“You’ll enter a pitch black corridor and meet your guide. Introduce yourselves coherently and speak up during the tour. Tell your guide if you don’t feel well and you’ll be accompanied to the exit,” instructed an elderly gentleman.
This is all I knew before I entered the “Dialogue in the Dark,” a unique interactive museum in Hamburg, Germany.
Museums might be widely considered passive experiences of culture or art, but the concept of interaction changes everything. Enabling their guests to live the experience, interactive museums achieve incredible goals. “Dialogue in the Dark” is an extraordinary example.
In this reservations-only museum, the visitors were split into groups of 6 and we waited for our turn to “see” what was inside. A couple of sofas and a wardrobe occupied the otherwise empty entrance of the museum. The white walls inside made the place seem even larger. An employee notified the visitors to leave all their belongings, except for a couple of coins, at the wardrobe and reminded us that any object shedding light was strictly prohibited.
No light could reach our eyes inside. For a brief second I couldn’t be sure whether my eyes were closed or not. An incredibly gentle voice welcomed the group and asked our names. I never actually saw my tour guide. After all, it wouldn’t be fair, since he would never be able to see what I look like. His voice, though, made it crystal clear that he was one of the friendliest people I’ve ever met. He repeated the six foreign names that he heard for the very first time in his life several times during the tour with perfect recollection.
We entered the pitch black corridor. As far as I experienced with all my senses but vision, the museum was made of a long series of corridors. We walked along it, entering different rooms: We smelled that we were in a spice store, trying to distinguish familiar flavors. We touched the chilly grass in a park. We listened carefully to traffic as we tried to cross the road waiting for the moment in which the engines of the vehicles rest. We exercised our German vocabulary in the grocery store, trying to identify the fruits in our hands.
Getting closer and closer to the end, we entered an empty room with a carpeted floor. The tour guide asked us to sit, lay down, make ourselves comfortable. The purpose of the room was just to listen to vibration: paying utmost attention to what we heard without linking it to an image in our minds. Concentrating on the sound, feeling it with all of our bodies through its vibration. No distractions. The pure sound of daily life.
At the end of the tour, we were told to buy snacks or drinks from the bar. I took all the coins that I had brought inside out of my pocket and came across a huge problem that has never occurred to me before: How could I differentiate which coin was 1 or 2 Euros, which one was 50 Euro Cents? I left them all on the bar. The bartender knew his way with the coins; he sorted them easily. While I was struggling with the coins, some electronic voice coming from the bartender’s direction announced what time it was. I asked him if that was automatic, he said he clicked on a button on his watch to find out the time.
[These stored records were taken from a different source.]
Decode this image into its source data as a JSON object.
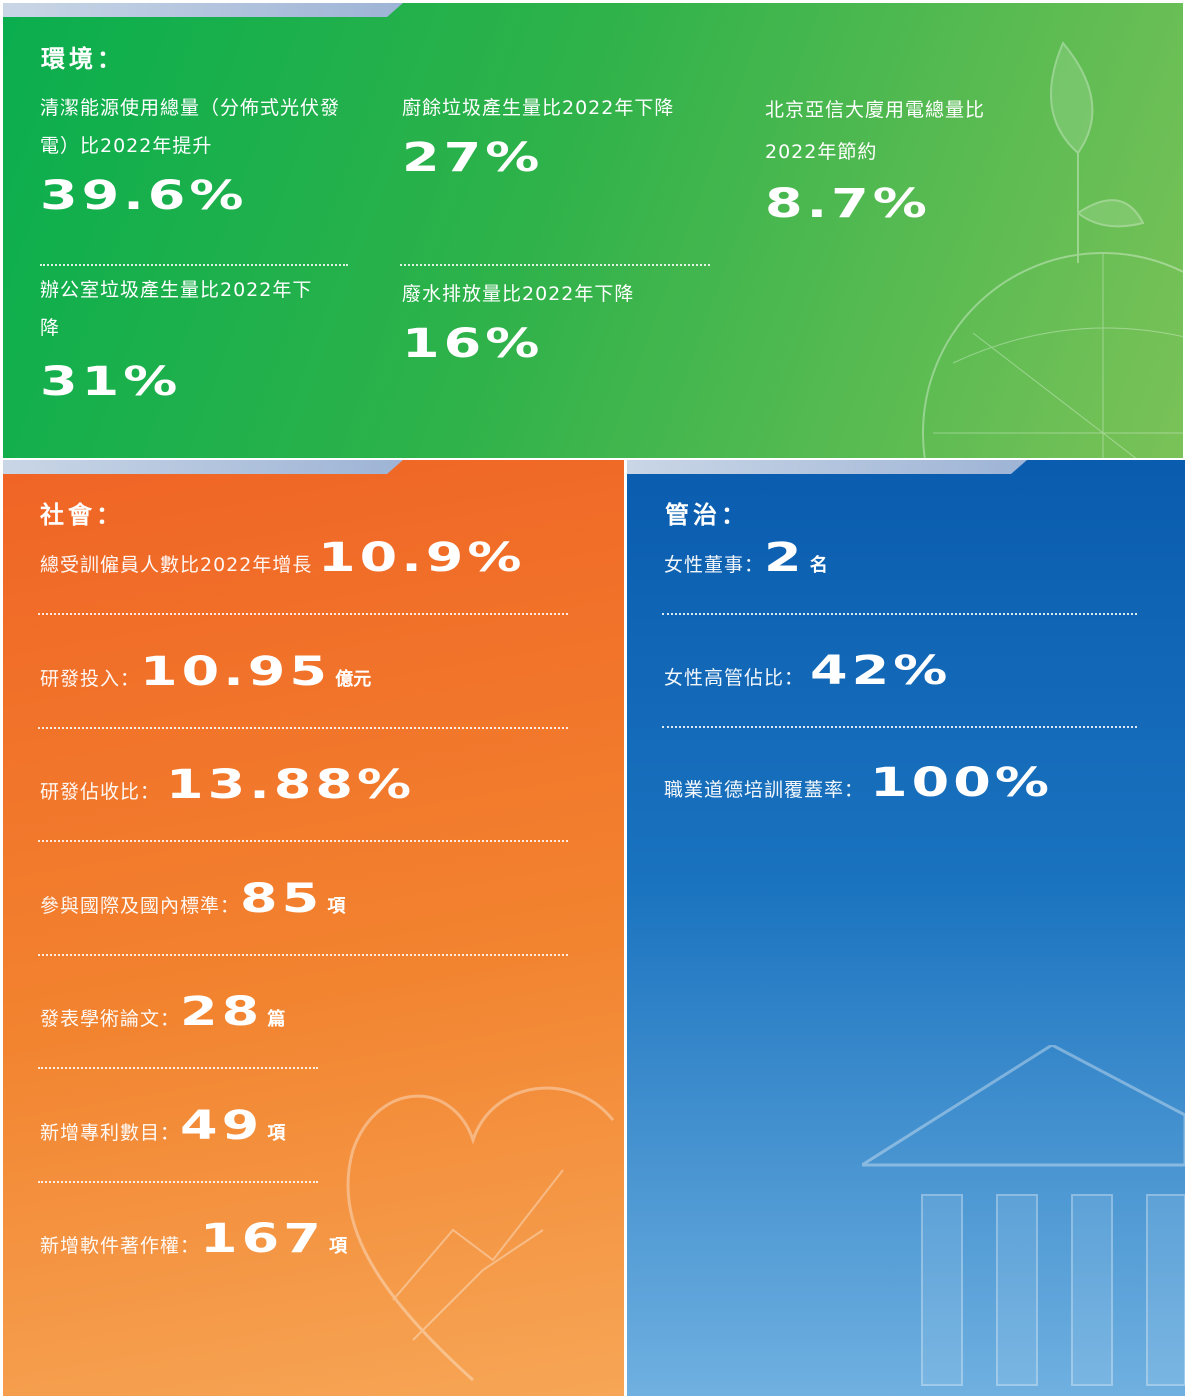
{
  "environment": {
    "title": "環境：",
    "items": [
      {
        "label": "清潔能源使用總量（分佈式光伏發電）比2022年提升",
        "value": "39.6%"
      },
      {
        "label": "廚餘垃圾產生量比2022年下降",
        "value": "27%"
      },
      {
        "label": "北京亞信大廈用電總量比2022年節約",
        "value": "8.7%"
      },
      {
        "label": "辦公室垃圾產生量比2022年下降",
        "value": "31%"
      },
      {
        "label": "廢水排放量比2022年下降",
        "value": "16%"
      }
    ]
  },
  "social": {
    "title": "社會：",
    "items": [
      {
        "label": "總受訓僱員人數比2022年增長",
        "value": "10.9%"
      },
      {
        "label": "研發投入：",
        "value": "10.95",
        "unit": "億元"
      },
      {
        "label": "研發佔收比：",
        "value": "13.88%"
      },
      {
        "label": "參與國際及國內標準：",
        "value": "85",
        "unit": "項"
      },
      {
        "label": "發表學術論文：",
        "value": "28",
        "unit": "篇"
      },
      {
        "label": "新增專利數目：",
        "value": "49",
        "unit": "項"
      },
      {
        "label": "新增軟件著作權：",
        "value": "167",
        "unit": "項"
      }
    ]
  },
  "governance": {
    "title": "管治：",
    "items": [
      {
        "label": "女性董事：",
        "value": "2",
        "unit": "名"
      },
      {
        "label": "女性高管佔比：",
        "value": "42%"
      },
      {
        "label": "職業道德培訓覆蓋率：",
        "value": "100%"
      }
    ]
  }
}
The most impressive part of the tour was its end. We got the chance to chat with our guide in the dark. We were allowed to ask anything, and he was eager to tell us about his life, his experiences, his perspective. He explained how he could slightly differentiate light but could not see. He told us that he used to see a bit more but that his ability became weaker over the course of time. He sincerely shared his life with us, telling about his kids, previous marriage, new girlfriend… No disability but only his kindness and sense of humor could distinguish him from other people. The museum indubitably succeeded in preventing any prejudice from surviving that corridor.
After saying goodbye to our guide, we ended up in a small half-lit room designed for the adaptation of the eyes to normal light outside. The museum had questionnaires available for the visitors’ input about the experience, seeking for ideas to enhance it. One particular question still lingers in my mind: What did you most miss during the ninety-minute tour of blindness?
I missed courage, courage to take a random step without hesitating or fearing what challenge might be faced in that step. I felt a lack of courage, a feeling which perhaps many people cannot escape at all in their daily lives.
“Dialogue in the Dark” made me speechless. On one hand I was extremely grateful for this opportunity of “seeing” and understanding. It illuminated me by creating awareness; I learned of the biases toward the sighted inherent in our society. On the other hand, I felt sorrow and disappointment because of society’s indifference, the obstacle of prejudice hampering every seeing eye. I started to notice the absence of ramps on our sidewalks, the paucity of traffic lamps with sound and our remaining ignorance.
Erasing all my prejudices in the oblivion of that dark corridor, the museum allowed me to see clearly by showing me what it’s like to be blind.